If you’re looking at listed homes out of curiosity, loan pre-approval isn’t necessary. However, if you have decided to actually purchase a house, and are looking for one that meets your family’s needs, being pre-approved comes with important perks. In fact, real estate agents often ask prospective buyers whether they have lined up financing in order to gauge their intent to buy.
In this article, we’ll explain the difference between being pre-qualified for a mortgage loan and being pre-approved. Many people continue to confuse the two terms. You’ll also learn why the latter is important in the context of comparing lenders against one another. Lastly, we’ll present three additional reasons to seek a pre-approval letter from your lender.
Is Pre-Qualification The Same As Pre-Approval?
Being pre-qualified simply means a loan officer has determined that you can qualify for a loan of an approximate amount. The lender is not contractually obligated to lend you the money. It’s worth highlighting that you do not need to seek pre-qualification for a loan before you purchase a house. Those who do seek it do so to learn how much (approximately) they can borrow. It can often be done quickly over the phone without a credit check.
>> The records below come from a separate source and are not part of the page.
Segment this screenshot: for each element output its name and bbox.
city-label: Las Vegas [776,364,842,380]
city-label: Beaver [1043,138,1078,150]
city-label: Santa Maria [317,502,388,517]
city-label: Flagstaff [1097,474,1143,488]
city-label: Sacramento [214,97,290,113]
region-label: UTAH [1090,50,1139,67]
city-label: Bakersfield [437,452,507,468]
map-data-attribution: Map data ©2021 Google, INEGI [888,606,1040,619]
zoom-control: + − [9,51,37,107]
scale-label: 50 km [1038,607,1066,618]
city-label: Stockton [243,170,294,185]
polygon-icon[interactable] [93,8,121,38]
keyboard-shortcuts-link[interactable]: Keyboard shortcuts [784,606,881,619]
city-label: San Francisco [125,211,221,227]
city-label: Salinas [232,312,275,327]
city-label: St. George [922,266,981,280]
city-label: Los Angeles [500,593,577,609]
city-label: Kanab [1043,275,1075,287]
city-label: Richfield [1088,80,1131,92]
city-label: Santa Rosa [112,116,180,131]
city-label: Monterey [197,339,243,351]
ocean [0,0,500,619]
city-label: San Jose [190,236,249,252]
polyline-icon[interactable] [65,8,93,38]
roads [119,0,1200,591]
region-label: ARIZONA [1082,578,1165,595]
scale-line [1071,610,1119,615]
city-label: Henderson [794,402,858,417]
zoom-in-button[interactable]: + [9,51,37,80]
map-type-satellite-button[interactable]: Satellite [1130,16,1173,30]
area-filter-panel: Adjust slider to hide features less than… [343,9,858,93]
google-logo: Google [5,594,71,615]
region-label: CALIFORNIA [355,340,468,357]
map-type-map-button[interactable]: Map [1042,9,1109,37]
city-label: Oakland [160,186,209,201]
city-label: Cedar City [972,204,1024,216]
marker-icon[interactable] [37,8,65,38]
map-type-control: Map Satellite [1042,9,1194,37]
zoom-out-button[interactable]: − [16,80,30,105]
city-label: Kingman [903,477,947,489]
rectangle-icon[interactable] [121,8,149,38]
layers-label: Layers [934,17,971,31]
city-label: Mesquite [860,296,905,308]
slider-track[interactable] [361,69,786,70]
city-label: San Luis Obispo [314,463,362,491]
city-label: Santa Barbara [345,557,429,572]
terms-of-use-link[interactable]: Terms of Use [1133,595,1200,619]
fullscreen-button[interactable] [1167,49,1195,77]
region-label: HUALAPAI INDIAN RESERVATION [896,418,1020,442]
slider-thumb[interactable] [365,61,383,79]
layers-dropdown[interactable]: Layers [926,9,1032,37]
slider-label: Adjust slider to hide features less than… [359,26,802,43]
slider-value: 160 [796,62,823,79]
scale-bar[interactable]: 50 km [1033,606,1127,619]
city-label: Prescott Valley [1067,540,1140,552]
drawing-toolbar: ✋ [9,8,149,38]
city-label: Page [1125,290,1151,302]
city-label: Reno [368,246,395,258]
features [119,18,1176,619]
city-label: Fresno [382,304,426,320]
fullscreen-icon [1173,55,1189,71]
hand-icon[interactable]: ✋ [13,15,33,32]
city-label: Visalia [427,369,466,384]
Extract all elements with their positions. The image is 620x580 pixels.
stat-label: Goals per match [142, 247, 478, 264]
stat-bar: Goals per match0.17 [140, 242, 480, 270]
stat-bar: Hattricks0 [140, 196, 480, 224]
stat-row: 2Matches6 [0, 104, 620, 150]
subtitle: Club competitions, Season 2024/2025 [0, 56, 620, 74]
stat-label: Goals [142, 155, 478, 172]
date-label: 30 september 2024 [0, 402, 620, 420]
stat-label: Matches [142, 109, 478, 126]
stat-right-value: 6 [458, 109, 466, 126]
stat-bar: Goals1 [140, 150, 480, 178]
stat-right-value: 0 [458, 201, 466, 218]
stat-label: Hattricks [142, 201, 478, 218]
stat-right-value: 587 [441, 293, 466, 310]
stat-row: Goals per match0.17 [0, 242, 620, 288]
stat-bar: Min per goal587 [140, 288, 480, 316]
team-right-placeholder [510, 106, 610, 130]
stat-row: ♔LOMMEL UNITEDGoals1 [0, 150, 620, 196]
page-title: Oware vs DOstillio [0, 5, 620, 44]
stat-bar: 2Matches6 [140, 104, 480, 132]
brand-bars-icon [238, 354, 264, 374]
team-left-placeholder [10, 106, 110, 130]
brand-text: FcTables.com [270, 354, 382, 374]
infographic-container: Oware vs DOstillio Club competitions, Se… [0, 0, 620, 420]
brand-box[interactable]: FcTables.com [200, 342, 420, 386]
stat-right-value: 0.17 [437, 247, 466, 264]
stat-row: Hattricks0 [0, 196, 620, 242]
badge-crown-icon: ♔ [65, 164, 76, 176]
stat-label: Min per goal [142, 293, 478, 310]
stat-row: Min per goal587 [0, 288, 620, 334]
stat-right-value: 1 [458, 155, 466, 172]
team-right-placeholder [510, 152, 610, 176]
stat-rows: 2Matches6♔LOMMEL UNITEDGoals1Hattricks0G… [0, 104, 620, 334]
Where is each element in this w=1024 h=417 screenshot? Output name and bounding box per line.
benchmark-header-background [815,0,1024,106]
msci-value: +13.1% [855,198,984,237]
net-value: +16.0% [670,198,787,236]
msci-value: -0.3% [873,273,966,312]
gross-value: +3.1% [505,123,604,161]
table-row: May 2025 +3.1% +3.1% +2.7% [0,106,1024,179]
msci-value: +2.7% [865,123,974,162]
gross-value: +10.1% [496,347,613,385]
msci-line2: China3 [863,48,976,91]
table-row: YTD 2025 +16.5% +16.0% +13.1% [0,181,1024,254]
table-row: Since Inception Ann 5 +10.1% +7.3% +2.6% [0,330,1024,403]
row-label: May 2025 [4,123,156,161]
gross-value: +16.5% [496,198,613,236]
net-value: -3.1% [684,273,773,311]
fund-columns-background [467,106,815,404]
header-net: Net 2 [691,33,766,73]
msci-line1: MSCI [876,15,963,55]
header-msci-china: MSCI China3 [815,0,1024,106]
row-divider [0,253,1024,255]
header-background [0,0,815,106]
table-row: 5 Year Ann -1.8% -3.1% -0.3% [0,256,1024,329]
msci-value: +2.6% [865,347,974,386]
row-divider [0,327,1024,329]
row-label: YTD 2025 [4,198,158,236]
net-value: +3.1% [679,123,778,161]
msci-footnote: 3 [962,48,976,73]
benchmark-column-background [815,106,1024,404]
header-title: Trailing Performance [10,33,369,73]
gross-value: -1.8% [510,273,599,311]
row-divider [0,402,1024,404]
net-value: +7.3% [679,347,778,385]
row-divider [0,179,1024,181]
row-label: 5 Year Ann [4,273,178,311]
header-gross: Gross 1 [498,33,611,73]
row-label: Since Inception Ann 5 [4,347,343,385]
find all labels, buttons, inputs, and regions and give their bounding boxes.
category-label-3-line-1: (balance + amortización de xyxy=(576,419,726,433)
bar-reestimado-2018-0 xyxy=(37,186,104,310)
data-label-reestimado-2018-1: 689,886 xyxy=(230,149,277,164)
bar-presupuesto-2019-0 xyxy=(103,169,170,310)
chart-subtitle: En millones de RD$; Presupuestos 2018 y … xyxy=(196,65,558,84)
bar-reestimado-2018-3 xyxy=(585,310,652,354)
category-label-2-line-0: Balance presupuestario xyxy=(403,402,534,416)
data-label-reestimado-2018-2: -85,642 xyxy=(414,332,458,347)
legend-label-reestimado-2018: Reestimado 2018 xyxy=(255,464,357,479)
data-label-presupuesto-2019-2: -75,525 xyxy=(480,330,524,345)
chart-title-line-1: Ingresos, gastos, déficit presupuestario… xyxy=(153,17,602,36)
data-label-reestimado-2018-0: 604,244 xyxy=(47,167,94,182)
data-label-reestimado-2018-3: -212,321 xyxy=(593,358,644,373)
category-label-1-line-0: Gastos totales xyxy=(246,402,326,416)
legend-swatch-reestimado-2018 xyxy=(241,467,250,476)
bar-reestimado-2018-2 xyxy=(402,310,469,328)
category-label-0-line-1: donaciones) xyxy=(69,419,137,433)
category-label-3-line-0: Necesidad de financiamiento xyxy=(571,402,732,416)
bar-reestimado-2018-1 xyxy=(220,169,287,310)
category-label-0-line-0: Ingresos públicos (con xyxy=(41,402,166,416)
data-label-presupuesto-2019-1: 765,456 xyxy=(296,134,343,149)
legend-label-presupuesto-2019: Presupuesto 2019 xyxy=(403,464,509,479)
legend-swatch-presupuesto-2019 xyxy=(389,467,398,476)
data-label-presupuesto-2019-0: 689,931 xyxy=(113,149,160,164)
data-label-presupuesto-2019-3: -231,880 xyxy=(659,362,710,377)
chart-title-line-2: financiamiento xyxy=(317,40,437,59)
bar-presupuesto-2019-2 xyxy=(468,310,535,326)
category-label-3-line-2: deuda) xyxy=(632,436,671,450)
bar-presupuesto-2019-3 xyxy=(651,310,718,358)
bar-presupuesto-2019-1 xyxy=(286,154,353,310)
Being pre-approved means a loan officer has checked your credit, verified your employment status, and examined your finances (i.e. bank accounts, etc.). This typically requires an appointment during which you present several documents, such as your pay stubs and bank statements. The lender will determine how much they are willing to lend to you along with the terms of the loan. You’ll receive a letter stating these details.
Comparing Terms Between Potential Mortgage Lenders
The pre-approval letter is important because it helps you to compare lenders side by side. You’ll want to know how their respective interests rates and closing costs compare against each other. A half-point difference in the rate can mean tens of thousands of dollars paid in interest over the life of the loan.
A lot of people worry that seeking pre-approval from multiple mortgage lenders over a short period of time will have a negative effect on their credit scores. But realize that comparing lenders is common. Multiple inquiries from them is unlikely to lower your score.
Reason #1: Focus On Properties That Meet Your Budget
Once you have been pre-approved for a loan, you’ll know how much you can afford to spend on a home. This means you can tell your real estate agent to narrow the selection of homes you visit to include only those that meet your budget. You’ll save time, which allows you to spend more of it on properties you can afford. You’ll also avoid the frustration that comes with falling in love with the “perfect” home only to discover it’s too expensive.
Reason #2: Avoid Waiting For The Loan
Many buyers have lost opportunities to purchase desired homes because they were forced to wait for their lenders to approve and extend financing. Without pre-approval, escrow can take weeks to close. If the seller is unable or unwilling to wait that long, the buyer’s offer may be tossed aside for others.
Once you have been pre-approved for a loan, you can ask the mortgage lender to accelerate the process. It’s common to close escrow as quickly as a week and half.
Reason #3: More Attractive Offer To Sellers
Sellers prefer buyers who have been pre-approved for financing. The reason is because homebuying transactions are often derailed when financing falls through during escrow. This wastes the seller’s time. When a buyer has been pre-approved, there is more certainty that the transaction will be completed. For this reason, many sellers will gladly set aside higher offers, and accept those in which the buyer has already lined up financing. This means pre-approval can often be used as a bargaining tool.
Being pre-approved for a mortgage loan offers many advantages for homebuyers. When you decide you’re ready to buy a home, consider this to be a priority.